When heavy, elongate workpieces are fed into a planer, jointer, or the like, it may be necessary to make an adjustment in the machine's working surface. Such a necessity has been cleverly dealt with in the industry as attested to in the patent issued to Boice, U.S. Pat. No. 3,171,454, in 1965. The Boice teaching provides a means for adjusting the positions of jointer cutters to achieve this, in part; the machine work table is distinctly divided between outfeed and infeed tables. The input side, or cutting side, of the outfeed table is fashioned with incline means while the output or cutting side of the infeed table is constructed with an incline surface having the compliment of the outfeed incline surface and in slidable registry therewith. By causing one of the tables, here the infeed table, to move into or away from the other, along their common longitudinal axis, the moving table either "rides up" or "rides down" the incline end of the other table, thus being raised or lowered, respectively. Although Boice does not deal with the subject of infeed or outfeed extension tables, he nevertheless employed a clever means for effecting upward and downward translation of a table and, therefore, teaches an element of the art considered relevant by the instant inventor.

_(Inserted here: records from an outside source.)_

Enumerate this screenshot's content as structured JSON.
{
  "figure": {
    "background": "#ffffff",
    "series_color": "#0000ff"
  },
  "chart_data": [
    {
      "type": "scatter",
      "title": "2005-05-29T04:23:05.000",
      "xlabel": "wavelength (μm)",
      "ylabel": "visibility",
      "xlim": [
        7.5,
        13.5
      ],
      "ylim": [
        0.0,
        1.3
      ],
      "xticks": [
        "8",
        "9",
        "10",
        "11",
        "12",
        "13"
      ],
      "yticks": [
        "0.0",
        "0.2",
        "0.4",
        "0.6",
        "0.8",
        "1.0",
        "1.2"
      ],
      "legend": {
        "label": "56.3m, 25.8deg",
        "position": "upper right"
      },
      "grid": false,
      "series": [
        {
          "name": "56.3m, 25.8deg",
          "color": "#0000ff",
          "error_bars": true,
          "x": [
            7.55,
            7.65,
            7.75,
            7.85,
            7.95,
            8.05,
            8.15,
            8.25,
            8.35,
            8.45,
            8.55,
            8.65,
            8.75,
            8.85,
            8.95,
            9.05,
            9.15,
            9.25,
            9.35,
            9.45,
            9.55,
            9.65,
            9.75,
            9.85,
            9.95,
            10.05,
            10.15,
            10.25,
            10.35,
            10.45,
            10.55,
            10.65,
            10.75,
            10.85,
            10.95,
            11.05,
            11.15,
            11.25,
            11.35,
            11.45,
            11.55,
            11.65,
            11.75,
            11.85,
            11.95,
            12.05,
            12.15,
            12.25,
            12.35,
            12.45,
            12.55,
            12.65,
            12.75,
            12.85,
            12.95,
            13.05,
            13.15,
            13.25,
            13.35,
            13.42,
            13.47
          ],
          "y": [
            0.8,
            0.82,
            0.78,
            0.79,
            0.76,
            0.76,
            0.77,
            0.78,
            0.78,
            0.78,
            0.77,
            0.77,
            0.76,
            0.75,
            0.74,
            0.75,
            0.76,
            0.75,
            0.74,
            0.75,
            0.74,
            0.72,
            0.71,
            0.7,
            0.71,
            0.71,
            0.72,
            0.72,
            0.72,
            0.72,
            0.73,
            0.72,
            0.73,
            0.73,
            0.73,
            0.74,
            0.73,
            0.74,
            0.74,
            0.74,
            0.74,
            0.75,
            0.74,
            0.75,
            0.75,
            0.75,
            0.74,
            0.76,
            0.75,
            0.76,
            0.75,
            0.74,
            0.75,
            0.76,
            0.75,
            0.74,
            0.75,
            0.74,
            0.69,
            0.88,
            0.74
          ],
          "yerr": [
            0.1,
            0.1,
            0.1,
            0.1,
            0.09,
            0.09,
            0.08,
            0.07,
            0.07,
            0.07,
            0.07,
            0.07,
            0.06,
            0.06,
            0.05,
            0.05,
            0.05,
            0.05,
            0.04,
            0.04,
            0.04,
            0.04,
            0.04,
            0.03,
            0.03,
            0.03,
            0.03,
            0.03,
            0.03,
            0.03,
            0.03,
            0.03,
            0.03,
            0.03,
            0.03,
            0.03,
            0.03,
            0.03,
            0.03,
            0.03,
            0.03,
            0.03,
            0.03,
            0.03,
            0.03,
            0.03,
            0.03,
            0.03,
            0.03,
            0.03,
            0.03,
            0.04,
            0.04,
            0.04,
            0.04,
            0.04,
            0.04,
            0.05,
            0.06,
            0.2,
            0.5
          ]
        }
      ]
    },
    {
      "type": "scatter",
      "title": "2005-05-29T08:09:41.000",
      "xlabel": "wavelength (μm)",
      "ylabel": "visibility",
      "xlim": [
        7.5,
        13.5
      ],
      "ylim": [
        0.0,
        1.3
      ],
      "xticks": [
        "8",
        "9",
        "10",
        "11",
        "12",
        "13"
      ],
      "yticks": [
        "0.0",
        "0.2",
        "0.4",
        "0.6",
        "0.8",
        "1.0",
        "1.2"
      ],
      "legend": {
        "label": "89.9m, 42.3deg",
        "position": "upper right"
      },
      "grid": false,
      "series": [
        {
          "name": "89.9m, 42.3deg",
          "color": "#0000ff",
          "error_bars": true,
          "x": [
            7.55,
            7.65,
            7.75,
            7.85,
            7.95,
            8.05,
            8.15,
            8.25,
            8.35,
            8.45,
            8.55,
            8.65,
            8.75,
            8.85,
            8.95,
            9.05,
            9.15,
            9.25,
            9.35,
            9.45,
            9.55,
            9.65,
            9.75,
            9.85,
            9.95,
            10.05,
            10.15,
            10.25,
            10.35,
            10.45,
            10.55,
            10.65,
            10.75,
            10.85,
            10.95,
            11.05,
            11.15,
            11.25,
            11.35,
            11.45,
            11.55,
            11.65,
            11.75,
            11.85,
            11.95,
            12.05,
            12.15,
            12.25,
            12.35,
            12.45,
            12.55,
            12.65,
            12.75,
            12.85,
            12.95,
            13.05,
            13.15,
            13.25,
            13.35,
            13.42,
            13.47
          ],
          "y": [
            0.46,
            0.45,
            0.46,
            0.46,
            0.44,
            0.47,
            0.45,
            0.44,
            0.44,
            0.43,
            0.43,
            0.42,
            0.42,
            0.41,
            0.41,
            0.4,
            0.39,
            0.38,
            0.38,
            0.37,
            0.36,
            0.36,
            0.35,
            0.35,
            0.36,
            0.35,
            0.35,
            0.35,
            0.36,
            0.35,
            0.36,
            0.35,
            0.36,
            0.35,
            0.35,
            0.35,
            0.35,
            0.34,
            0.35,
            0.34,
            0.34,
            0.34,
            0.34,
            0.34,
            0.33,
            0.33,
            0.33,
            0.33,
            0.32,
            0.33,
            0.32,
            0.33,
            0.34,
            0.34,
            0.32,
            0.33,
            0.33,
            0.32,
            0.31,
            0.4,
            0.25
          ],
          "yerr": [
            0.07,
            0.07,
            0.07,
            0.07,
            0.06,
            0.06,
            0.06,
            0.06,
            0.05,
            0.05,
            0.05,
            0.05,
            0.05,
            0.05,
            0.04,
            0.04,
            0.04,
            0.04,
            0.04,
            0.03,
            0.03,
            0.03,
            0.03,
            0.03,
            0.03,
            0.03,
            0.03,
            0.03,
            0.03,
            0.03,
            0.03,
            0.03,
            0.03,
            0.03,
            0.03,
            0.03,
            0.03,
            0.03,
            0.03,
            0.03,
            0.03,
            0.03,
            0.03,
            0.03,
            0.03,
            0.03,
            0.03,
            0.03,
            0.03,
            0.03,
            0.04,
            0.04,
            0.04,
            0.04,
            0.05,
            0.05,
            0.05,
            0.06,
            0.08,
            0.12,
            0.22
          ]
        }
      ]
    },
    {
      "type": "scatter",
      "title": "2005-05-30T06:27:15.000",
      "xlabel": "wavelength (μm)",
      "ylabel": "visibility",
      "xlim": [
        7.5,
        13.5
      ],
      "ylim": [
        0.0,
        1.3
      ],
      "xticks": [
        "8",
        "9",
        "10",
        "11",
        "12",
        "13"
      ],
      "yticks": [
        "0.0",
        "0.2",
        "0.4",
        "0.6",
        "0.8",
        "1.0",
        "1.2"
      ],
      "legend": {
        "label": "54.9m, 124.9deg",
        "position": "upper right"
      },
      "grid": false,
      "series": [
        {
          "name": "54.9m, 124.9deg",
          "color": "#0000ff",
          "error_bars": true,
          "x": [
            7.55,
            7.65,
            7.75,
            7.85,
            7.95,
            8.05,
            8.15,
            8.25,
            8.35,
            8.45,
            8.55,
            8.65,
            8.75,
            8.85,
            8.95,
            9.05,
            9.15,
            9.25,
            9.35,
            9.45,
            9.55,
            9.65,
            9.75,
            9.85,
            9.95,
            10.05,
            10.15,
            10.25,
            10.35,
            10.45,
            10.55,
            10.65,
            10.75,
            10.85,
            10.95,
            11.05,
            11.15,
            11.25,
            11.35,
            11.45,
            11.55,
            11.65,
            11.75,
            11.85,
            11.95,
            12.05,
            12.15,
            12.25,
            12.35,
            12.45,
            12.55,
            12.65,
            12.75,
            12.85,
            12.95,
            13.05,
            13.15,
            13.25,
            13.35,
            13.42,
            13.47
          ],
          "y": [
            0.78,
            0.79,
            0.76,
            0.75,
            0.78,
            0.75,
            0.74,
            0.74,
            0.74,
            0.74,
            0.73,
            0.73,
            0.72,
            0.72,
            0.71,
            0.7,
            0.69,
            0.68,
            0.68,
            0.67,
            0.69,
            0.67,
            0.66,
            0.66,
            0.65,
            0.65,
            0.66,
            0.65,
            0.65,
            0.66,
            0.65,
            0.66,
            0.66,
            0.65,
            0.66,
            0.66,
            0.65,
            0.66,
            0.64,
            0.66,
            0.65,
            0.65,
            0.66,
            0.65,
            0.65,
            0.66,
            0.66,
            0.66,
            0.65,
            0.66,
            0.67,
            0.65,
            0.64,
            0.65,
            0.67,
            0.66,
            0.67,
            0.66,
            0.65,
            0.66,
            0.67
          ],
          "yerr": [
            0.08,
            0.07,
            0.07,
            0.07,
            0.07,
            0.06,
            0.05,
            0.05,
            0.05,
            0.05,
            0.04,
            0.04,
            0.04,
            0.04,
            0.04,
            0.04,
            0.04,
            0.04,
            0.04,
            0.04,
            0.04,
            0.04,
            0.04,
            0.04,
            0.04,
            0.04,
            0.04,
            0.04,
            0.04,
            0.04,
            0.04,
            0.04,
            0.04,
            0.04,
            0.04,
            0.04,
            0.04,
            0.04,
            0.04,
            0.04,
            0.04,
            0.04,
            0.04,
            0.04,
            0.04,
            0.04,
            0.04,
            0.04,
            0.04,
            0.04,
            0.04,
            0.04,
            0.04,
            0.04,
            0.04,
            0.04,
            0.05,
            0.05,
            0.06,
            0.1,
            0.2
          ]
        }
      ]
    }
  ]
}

An outfeed extension table and, to some degree, an infeed extension table must be maintained at a consistent height, relative the cutting tool. The longer the workpiece, and the heavier, the more this factor becomes apparent to the craftsman. For example, if a carpenter were working a long two by eight on a planer or jointer, as the workpiece passed the end of the outfeed table, its weight would begin to cause a bowing running from the edge of the outfeed table to the closest secondary fulcrum, the cutting tool. Thus, an unexpected and unwanted force would be applied to the workpiece forcing it either into or away from the cutting tool. But if an extension table were provided so that a contiguous infeed or outfeed surface is provided for the elongate workpiece, and that extension (specifically, its surface farthest from the cutting tool), is maintained at the same height as the infeed or outfeed table, the aforementioned problem would be successfully avoided.
Thus, the instant inventor sought to provide an automatically adjusting infeed/outfeed extension table for machines of the types herein mentioned. Specifically, the ends of the extension tables nearer the respective infeed/outfeed tables were to be fixed or journaled to those respective tables while the outermost ends of the extension tables would be adjustably motivated so as to remain at the precise heights of the respective infeed/outfeed table surfaces which they served. As hereinafter disclosed and described, the instant inventor has conceived and reduced to practice a most useful invention embodying the aforesaid concepts.